SILENCIO-DESOLACIÓN-CASTIGO-MUERTE ETERNA


 En la Cruz dio un grito y entregó su Espíritu, ahí murió y llegó el silencio, la desolación, el vacío, la soledad.

 La analogía con estos tiempos es:

 El grito son esas apariciones, signos, manifestaciones sobrenaturales realizadas en derredor del mundo, en todas las naciones a lo largo de los últimos años.

 Ahí muere su Presencia en el mundo y en los corazones.

 Llega el silencio terrible de Dios, el vacío, la abominable desolación.

 Es su ausencia, la muerte eterna reinando-imperando-prevaleciendo.
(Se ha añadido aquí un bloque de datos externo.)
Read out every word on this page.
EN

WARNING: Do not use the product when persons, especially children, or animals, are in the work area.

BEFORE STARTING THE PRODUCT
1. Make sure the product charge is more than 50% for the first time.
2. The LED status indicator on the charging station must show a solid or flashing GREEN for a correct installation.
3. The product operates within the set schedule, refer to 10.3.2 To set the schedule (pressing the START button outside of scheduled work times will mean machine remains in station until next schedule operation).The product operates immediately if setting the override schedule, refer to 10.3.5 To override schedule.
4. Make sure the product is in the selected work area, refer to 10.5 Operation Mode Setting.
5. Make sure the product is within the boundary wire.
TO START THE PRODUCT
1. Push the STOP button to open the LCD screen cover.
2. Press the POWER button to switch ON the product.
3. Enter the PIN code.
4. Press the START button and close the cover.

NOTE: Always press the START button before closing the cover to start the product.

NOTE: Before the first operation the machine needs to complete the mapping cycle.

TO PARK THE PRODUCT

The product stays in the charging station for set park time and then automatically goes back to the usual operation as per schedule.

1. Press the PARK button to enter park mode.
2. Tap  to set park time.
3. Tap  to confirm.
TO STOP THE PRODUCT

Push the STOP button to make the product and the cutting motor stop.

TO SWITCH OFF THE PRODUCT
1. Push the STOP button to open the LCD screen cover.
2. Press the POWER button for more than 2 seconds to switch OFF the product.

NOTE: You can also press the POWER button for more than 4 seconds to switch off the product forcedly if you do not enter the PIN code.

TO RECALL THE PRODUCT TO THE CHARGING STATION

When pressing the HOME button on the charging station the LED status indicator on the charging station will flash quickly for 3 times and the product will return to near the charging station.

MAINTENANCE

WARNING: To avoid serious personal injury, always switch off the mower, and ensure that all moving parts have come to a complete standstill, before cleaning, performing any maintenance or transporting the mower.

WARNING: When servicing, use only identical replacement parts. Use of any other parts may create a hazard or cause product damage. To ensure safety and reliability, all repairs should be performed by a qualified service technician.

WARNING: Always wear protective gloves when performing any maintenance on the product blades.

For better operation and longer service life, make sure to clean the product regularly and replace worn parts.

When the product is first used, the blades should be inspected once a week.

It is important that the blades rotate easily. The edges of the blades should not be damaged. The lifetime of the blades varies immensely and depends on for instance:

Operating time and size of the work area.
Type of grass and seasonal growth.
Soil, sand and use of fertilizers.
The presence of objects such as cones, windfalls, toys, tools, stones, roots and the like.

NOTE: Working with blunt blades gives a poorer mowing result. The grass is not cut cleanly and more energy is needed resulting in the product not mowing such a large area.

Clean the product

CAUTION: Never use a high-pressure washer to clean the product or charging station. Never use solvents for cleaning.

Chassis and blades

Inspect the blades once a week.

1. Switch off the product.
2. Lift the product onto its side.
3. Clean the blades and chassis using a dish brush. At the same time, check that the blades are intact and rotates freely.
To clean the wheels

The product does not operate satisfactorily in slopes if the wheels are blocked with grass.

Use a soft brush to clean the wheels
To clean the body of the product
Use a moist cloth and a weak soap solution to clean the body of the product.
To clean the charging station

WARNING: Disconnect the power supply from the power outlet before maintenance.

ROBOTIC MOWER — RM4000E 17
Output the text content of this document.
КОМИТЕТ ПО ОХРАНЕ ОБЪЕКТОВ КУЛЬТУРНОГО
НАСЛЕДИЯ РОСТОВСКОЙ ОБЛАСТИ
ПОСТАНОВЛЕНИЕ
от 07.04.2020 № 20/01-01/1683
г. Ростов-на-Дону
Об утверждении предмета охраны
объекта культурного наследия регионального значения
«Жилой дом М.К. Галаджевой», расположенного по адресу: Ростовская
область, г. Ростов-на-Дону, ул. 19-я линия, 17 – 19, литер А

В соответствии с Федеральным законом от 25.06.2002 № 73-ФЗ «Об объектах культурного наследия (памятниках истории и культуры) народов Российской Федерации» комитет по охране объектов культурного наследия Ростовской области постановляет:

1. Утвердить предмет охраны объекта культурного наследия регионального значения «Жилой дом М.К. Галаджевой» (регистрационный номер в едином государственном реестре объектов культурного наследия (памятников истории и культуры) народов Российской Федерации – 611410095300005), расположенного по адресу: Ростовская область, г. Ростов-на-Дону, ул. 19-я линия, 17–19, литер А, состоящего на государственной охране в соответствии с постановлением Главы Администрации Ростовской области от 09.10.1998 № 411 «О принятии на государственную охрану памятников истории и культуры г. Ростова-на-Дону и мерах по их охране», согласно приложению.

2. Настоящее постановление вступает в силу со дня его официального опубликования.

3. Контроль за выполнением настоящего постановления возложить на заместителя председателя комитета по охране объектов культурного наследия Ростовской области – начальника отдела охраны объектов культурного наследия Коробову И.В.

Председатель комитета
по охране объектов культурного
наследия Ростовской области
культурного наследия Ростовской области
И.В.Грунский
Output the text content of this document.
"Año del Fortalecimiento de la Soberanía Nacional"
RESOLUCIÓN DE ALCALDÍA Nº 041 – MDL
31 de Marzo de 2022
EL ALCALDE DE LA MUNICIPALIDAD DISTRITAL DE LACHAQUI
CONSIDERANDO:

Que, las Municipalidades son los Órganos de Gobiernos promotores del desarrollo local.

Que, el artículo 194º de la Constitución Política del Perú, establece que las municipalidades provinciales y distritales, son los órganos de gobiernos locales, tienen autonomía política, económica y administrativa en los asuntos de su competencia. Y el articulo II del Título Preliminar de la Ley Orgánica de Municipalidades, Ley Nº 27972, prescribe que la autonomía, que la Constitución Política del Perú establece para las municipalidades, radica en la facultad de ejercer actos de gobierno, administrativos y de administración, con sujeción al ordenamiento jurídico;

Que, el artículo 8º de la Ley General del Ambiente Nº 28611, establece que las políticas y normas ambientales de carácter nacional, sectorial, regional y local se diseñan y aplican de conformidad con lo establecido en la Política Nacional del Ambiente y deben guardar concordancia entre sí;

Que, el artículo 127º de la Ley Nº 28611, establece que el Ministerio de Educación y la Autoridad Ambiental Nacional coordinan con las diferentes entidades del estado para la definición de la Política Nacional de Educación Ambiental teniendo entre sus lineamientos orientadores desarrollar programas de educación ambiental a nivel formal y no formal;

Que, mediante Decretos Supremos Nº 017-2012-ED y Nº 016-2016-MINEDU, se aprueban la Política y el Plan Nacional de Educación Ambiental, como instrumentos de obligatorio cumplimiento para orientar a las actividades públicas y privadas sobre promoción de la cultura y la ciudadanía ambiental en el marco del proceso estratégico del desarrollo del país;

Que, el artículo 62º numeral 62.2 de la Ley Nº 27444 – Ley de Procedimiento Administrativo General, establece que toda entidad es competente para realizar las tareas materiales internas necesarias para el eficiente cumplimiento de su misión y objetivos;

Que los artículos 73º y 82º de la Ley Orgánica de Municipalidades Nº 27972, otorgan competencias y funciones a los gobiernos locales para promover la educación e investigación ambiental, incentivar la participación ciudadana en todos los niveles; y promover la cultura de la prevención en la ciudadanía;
 Esto no tiene remedio, acá ya no hay solución posible, tanto El Señor como la Virgen vinieron llamando, advirtiendo, tratando de evitar, prevenir y menguar esta hora terrible, pero no hallaron respuesta de parte de la humanidad.

 Ahora llega el castigo, la oscuridad-silencio-desolación.

 Lo único que podemos hacer es rezar, padecer y seguir adelante.

 La oración se vuelve esencial, es lo único que podremos hacer, y como dice en el Apocalipsis, es la hora de aguantar o perseverar.